Jóvenes, mujeres y café: el ISC pone el relevo en el centro

Historia y Cultura; Sostenibilidad

Jóvenes, mujeres y café: el ISC pone el relevo en el centro

El 16 de agosto de 2024, en el Coffee Camp del Programa de Resiliencia Climática, el presidente del ISC, Mauricio Sansivirini, habló de tres pilares: juventud, mujeres y café. La frase que quedó —“el café es vida, es ambiente, es economía”— resume una verdad agronómica. El cafetal salvadoreño es bosque, empleo rural y taza de exportación. Si no hay relevo, no hay ninguna de las tres.

El Instituto, creado un año antes, tiene entre sus mandatos la investigación, la innovación y el desarrollo de quienes cultivan. El campamento no fue un acto aislado: encaja con una política que busca que hijas e hijos de caficultores vean oficio, no solo herencia pesada. Catación, barismo, manejo de vivero, fermentación y venta directa son puertas de entrada más atractivas que “seguir cortando como siempre”.

Por qué el relevo mejora la taza

Una generación nueva suele preguntar por datos: Brix, pH, temperaturas de fermentación, perfiles de tueste, certificaciones. Esa curiosidad se traduce en microlotes más limpios y en una conversación más fácil con tostadores internacionales. Las mujeres, ya presentes en cosecha, beneficio y cata, aportan organización y, cada vez más, marca propia. El mercado de especialidad lo nota: hay compradores que buscan cafés de productoras con nombre y apellido.

El Salvador necesita ese pulso. Los cafetales envejecidos y el clima errático no se resuelven con nostalgia. Se resuelven con plantas nuevas, sombra bien pensada y gente que quiera quedarse en la montaña porque el café paga y significa.

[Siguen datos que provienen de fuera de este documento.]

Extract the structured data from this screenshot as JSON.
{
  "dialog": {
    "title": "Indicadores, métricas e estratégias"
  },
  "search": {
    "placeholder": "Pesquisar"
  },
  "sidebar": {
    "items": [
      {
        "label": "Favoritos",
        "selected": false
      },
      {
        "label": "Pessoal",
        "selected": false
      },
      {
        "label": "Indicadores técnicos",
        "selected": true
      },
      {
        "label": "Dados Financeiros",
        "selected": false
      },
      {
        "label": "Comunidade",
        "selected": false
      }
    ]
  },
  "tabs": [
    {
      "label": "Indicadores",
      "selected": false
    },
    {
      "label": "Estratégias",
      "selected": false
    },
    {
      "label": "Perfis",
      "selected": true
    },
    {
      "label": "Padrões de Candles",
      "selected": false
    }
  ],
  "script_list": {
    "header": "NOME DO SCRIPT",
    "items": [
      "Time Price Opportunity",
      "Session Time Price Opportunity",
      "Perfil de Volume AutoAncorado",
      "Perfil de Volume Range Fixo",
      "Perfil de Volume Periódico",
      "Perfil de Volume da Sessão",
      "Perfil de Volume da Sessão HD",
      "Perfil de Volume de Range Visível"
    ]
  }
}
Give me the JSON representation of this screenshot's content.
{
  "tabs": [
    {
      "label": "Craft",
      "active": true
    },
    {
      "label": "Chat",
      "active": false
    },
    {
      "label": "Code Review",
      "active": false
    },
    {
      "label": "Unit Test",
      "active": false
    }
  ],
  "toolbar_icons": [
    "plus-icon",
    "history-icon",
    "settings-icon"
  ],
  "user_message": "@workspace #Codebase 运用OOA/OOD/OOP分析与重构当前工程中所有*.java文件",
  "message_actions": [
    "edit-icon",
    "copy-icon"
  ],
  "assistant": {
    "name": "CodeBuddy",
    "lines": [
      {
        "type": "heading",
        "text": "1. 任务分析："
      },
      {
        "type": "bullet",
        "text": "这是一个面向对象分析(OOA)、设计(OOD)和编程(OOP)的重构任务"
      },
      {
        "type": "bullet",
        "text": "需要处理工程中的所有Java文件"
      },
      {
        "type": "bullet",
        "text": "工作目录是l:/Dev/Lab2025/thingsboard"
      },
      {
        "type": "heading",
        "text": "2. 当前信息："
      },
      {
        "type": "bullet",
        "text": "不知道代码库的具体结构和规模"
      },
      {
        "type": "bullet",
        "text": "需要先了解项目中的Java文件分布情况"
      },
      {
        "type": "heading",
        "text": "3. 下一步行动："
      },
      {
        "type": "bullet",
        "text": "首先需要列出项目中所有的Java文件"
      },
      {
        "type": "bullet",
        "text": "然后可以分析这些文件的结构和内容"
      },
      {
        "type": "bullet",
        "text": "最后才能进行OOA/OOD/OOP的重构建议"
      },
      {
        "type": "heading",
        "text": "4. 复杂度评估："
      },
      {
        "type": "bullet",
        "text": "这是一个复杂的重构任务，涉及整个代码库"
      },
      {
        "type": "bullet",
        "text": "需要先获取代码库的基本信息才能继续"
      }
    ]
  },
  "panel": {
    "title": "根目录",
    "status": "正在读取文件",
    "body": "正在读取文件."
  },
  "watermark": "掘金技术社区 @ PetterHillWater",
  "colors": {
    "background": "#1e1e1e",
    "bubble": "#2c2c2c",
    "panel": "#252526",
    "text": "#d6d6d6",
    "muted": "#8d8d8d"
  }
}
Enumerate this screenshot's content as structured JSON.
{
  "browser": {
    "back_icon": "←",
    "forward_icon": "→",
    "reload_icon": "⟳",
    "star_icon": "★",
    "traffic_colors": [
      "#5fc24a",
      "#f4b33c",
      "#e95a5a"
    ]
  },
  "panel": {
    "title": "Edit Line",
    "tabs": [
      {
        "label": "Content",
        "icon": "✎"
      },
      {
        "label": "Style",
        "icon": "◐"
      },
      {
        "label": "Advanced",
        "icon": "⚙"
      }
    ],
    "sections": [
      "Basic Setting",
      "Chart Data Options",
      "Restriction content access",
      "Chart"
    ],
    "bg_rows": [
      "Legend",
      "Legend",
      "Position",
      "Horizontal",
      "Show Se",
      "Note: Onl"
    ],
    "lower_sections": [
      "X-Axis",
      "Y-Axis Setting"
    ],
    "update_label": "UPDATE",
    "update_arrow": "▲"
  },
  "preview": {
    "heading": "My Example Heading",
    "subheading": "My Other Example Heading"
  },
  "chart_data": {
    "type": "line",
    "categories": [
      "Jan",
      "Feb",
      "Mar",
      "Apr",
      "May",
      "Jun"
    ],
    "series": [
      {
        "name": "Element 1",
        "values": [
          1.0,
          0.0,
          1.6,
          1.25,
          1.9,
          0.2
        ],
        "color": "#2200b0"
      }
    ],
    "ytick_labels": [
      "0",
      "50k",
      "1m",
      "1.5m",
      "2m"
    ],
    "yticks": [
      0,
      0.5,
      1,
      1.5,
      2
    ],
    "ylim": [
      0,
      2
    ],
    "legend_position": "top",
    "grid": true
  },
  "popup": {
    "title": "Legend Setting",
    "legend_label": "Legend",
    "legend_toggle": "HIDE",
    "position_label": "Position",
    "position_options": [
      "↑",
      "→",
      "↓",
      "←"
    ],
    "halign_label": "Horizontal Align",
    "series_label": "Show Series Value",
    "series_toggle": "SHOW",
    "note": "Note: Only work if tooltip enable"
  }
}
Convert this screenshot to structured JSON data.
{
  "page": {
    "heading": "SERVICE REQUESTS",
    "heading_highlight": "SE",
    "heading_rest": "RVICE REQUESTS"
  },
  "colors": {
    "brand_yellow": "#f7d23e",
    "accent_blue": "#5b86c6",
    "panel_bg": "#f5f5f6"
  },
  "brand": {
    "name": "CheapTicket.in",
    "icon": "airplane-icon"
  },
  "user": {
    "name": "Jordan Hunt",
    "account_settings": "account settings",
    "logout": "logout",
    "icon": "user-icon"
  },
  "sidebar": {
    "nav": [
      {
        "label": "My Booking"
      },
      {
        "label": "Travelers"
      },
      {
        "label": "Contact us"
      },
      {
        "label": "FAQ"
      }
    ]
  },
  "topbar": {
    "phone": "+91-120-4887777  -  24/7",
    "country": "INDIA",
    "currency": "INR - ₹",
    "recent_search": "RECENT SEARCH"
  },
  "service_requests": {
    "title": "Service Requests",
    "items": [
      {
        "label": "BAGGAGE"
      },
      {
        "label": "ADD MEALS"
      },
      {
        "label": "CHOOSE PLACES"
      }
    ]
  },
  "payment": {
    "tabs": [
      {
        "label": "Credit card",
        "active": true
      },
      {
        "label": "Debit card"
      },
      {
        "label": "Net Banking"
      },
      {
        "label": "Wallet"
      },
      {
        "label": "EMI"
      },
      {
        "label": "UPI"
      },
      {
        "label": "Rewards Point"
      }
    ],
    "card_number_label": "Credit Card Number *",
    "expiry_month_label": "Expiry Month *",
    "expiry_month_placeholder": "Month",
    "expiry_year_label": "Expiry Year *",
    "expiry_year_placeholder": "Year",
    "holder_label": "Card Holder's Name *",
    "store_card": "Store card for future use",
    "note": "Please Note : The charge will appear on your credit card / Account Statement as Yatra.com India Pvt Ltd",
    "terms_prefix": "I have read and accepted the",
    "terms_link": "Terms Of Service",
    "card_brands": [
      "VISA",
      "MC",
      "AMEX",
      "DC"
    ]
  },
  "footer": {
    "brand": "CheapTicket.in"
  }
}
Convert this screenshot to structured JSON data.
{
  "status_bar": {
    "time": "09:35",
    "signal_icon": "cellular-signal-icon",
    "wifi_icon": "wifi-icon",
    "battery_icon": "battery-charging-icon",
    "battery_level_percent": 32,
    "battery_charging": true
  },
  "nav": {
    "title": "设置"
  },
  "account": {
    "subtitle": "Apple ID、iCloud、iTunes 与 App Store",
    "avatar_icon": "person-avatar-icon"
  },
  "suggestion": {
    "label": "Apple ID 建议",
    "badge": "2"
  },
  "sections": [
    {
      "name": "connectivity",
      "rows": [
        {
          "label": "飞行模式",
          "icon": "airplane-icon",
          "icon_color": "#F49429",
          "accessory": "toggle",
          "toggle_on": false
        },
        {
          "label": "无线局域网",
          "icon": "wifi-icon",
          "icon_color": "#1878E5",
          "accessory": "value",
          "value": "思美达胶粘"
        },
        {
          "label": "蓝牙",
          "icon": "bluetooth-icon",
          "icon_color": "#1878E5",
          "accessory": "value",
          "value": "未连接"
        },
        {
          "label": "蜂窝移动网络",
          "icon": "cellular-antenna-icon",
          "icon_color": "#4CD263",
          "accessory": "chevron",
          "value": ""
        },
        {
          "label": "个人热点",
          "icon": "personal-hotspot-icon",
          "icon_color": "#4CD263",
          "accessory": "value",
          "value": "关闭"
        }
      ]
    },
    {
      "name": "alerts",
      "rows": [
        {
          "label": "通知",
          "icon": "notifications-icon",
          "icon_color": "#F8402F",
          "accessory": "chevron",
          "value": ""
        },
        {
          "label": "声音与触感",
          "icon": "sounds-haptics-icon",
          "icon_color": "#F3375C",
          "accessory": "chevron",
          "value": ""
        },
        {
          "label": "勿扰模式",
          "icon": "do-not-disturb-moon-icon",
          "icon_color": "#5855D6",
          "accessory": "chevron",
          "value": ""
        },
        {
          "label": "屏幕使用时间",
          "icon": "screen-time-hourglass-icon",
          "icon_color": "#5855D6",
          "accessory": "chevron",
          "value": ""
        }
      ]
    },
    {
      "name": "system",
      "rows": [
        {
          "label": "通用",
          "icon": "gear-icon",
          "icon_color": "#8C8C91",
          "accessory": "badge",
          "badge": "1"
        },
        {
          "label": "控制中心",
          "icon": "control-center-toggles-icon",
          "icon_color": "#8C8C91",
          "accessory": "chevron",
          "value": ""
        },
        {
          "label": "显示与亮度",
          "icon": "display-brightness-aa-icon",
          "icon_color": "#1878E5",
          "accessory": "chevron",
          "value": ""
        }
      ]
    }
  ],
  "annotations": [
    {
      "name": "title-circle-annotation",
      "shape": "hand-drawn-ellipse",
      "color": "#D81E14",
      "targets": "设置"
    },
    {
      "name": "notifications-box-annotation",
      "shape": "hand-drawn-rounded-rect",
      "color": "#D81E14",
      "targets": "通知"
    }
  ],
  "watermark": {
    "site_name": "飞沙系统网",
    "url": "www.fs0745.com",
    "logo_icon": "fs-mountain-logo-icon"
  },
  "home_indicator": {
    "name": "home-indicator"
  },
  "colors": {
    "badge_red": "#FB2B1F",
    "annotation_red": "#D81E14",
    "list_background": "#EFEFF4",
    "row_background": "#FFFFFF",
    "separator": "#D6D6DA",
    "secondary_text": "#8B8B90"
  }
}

Una expectativa para quien visita o compra

Quien recorra fincas en los próximos años encontrará más laboratorios improvisados, más jóvenes en la mesa de cata y más lotes con historia de mujer. Eso no es decoración: es señal de que el origen sigue vivo. El Coffee Camp del ISC apunta exactamente ahí. El café salvadoreño del futuro se está formando ahora, entre vivero y taza.